SINCE around 2008 the dearth of bank lending has frequently been cited as one of the biggest challenges facing the licensed trade.
It’s generally held that the banks’ withdrawal from the sector has slowed the market in buying and selling pubs and prevented operators from refurbishing and expanding portfolios.
But given the scandal surrounding commercial lending that’s recently come to light, this may have been a blessing in disguise.
As we extensively report in this issue (page six), it appears potentially thousands of SMEs, including pub groups and hoteliers, have been mis-sold financial products that are designed to protect business loans in the event of interest rates rising.

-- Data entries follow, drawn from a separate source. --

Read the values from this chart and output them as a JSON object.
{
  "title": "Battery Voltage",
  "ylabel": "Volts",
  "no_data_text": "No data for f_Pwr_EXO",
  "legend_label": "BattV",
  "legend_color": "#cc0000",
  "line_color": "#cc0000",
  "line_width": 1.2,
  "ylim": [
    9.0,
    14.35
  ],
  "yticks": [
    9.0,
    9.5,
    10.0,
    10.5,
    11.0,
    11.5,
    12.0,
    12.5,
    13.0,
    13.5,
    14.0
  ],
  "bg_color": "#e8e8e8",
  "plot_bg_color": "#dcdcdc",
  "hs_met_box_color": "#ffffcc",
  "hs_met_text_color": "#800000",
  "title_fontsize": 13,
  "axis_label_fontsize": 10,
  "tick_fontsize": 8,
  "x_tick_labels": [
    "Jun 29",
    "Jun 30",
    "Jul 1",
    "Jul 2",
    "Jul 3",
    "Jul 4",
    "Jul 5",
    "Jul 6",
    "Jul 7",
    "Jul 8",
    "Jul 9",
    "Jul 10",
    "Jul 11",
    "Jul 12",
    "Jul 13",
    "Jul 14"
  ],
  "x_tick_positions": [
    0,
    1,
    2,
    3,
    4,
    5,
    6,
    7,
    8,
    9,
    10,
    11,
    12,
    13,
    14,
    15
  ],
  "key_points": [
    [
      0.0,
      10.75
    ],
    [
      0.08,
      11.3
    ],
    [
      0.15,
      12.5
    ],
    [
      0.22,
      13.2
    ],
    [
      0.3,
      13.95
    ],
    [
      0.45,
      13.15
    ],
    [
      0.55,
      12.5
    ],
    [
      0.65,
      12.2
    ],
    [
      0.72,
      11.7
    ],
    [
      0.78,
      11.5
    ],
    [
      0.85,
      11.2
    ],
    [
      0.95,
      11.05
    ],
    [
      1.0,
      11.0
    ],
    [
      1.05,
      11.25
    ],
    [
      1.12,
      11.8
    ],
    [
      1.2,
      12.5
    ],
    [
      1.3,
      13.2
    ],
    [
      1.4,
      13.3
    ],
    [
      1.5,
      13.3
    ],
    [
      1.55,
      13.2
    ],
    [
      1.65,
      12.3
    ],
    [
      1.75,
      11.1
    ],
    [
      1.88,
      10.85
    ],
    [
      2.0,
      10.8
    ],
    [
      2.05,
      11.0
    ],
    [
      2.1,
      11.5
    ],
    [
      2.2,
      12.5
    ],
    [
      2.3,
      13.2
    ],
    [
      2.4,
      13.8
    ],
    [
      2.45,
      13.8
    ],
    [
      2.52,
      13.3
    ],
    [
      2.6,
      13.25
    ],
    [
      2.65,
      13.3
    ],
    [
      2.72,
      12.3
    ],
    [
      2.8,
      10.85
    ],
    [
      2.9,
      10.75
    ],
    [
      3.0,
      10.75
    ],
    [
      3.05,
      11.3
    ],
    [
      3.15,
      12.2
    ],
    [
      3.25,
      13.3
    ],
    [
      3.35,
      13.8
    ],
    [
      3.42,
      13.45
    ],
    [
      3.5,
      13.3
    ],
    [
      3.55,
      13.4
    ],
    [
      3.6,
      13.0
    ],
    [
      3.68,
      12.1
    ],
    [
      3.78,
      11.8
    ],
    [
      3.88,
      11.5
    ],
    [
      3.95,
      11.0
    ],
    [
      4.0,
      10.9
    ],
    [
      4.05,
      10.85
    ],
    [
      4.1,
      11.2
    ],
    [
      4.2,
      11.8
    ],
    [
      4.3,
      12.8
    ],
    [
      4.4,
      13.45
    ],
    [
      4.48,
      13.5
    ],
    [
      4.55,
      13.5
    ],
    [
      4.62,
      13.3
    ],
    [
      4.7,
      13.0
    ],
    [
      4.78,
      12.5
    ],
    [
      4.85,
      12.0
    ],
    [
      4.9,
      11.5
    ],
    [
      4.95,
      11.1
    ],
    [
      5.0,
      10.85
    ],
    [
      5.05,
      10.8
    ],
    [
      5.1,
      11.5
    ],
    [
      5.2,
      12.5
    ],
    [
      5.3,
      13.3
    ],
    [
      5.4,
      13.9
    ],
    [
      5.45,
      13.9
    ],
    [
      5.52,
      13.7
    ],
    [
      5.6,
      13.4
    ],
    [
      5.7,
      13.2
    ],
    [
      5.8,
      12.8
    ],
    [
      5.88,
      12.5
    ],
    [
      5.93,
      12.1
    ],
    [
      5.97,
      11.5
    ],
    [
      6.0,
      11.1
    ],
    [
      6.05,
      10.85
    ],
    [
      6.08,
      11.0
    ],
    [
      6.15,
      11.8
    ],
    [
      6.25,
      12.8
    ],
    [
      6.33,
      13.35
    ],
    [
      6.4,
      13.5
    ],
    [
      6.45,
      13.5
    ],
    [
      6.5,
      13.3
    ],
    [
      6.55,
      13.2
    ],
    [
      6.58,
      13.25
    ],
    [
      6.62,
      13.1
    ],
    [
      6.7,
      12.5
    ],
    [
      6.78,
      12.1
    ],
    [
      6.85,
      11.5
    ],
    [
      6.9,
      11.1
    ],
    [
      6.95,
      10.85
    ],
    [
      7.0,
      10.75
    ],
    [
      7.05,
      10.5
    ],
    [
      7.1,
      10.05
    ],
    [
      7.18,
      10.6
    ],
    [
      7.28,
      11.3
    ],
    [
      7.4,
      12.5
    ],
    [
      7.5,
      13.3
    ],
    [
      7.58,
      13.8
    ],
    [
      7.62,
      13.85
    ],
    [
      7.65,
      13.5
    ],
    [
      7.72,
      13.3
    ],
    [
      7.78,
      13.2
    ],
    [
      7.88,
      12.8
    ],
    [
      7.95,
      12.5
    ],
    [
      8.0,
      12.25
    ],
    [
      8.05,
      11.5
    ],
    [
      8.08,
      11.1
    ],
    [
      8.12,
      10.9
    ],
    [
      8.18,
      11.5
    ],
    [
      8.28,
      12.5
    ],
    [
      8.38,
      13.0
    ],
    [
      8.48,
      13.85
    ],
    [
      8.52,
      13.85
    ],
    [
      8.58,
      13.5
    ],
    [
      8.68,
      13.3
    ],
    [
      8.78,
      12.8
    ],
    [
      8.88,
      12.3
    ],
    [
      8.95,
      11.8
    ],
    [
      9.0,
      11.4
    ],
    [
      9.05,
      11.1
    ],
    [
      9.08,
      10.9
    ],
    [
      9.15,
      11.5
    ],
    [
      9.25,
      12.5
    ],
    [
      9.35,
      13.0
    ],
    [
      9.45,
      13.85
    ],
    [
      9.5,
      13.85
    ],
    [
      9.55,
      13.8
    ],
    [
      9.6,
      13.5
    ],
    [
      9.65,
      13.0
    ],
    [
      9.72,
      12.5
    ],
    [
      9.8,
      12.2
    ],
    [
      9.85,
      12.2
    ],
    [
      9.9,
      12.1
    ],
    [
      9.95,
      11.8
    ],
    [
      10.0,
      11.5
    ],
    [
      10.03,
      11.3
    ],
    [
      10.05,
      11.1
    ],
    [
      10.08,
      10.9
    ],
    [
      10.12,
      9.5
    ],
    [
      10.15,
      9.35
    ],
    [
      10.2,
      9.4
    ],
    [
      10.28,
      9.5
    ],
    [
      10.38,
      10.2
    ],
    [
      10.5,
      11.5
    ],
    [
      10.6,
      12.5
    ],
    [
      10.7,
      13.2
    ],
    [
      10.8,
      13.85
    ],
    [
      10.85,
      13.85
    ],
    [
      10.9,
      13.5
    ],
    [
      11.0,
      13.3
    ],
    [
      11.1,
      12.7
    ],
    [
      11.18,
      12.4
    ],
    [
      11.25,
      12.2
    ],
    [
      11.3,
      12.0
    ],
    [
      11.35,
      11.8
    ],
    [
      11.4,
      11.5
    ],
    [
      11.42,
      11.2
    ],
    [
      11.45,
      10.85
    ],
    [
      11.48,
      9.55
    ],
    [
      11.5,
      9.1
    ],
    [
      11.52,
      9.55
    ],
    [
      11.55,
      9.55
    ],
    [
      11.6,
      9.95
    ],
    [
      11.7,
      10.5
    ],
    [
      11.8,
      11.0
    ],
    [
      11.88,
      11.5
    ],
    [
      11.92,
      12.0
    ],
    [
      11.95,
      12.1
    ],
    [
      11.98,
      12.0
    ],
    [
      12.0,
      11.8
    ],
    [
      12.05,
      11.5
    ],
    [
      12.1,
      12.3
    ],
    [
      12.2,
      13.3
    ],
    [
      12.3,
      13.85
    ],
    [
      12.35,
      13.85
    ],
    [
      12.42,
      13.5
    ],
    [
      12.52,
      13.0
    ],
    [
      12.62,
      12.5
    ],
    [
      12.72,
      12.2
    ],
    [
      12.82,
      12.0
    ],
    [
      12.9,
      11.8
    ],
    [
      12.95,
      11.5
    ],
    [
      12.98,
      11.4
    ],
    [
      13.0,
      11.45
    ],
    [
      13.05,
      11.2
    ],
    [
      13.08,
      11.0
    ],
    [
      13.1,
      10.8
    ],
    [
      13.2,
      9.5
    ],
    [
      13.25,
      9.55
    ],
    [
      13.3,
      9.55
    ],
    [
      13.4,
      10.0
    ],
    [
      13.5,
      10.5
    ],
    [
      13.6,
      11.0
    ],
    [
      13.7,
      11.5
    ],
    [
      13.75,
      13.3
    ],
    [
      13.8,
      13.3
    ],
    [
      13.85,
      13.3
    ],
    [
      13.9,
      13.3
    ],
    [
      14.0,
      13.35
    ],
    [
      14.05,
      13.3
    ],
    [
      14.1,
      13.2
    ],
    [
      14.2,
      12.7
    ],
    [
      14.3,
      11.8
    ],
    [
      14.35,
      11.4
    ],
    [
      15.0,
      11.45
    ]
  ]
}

In light of the recent controversy over Libor-rigging, which Barclays admitted to last week (others are also expected to have been involved), nothing surprises the public when it comes to the big banks anymore. Their reputation has sunk to the level of expenses-fiddling politicians and phone-hacking, tabloid journalists.
But some of the stories SLTN has been told concerning the mis-selling of interest rate swaps or hedges arguably take the banks’ lack of ethics to a new low.
To suggest some business owners were bullied or hoodwinked into taking out these complex products, which in many cases even the banks’ relationship managers did not fully understand, would not be stretching the point.
I concede there is a commercial argument for a business to take steps to protect their borrowings from potential interest rate rises (the trend for selling swaps began well before the current recession and the fall of the Bank of England base rate to an historic low).
But, as now appears to be evident, the banks did very little to communicate the downsides of these products to their customers. In this regard, it seems the banks have lined their pockets by once again playing loose with the rules which are supposed to govern their behaviour.
Thankfully, City watchdog the Financial Services Authority has looked into the matter and found that there is more than sufficient cause for redress for thousands of SMEs which may have been caught up in this racket.
It announced earlier this month that it had agreed with four of the banks involved – Barclays, HSBC, Lloyds and RBS – “to provide appropriate redress where mis-selling has occurred”.
Business owners with mis-selling claims will not be celebrating just yet, though.
The watchdog said the assessment process will be monitored by “an independent reviewer at each bank, appointed under the FSA’s powers”.
But there remain questions about how the process will work. Will it effectively be down to the banks to lead the process and ultimately say who has a case for compensation? And will it be accountants in the pay of banks who assess the claims?
In the interest of fairness, and given how much damage this scandal has caused, the FSA must ensure the process is as independent and efficient as possible.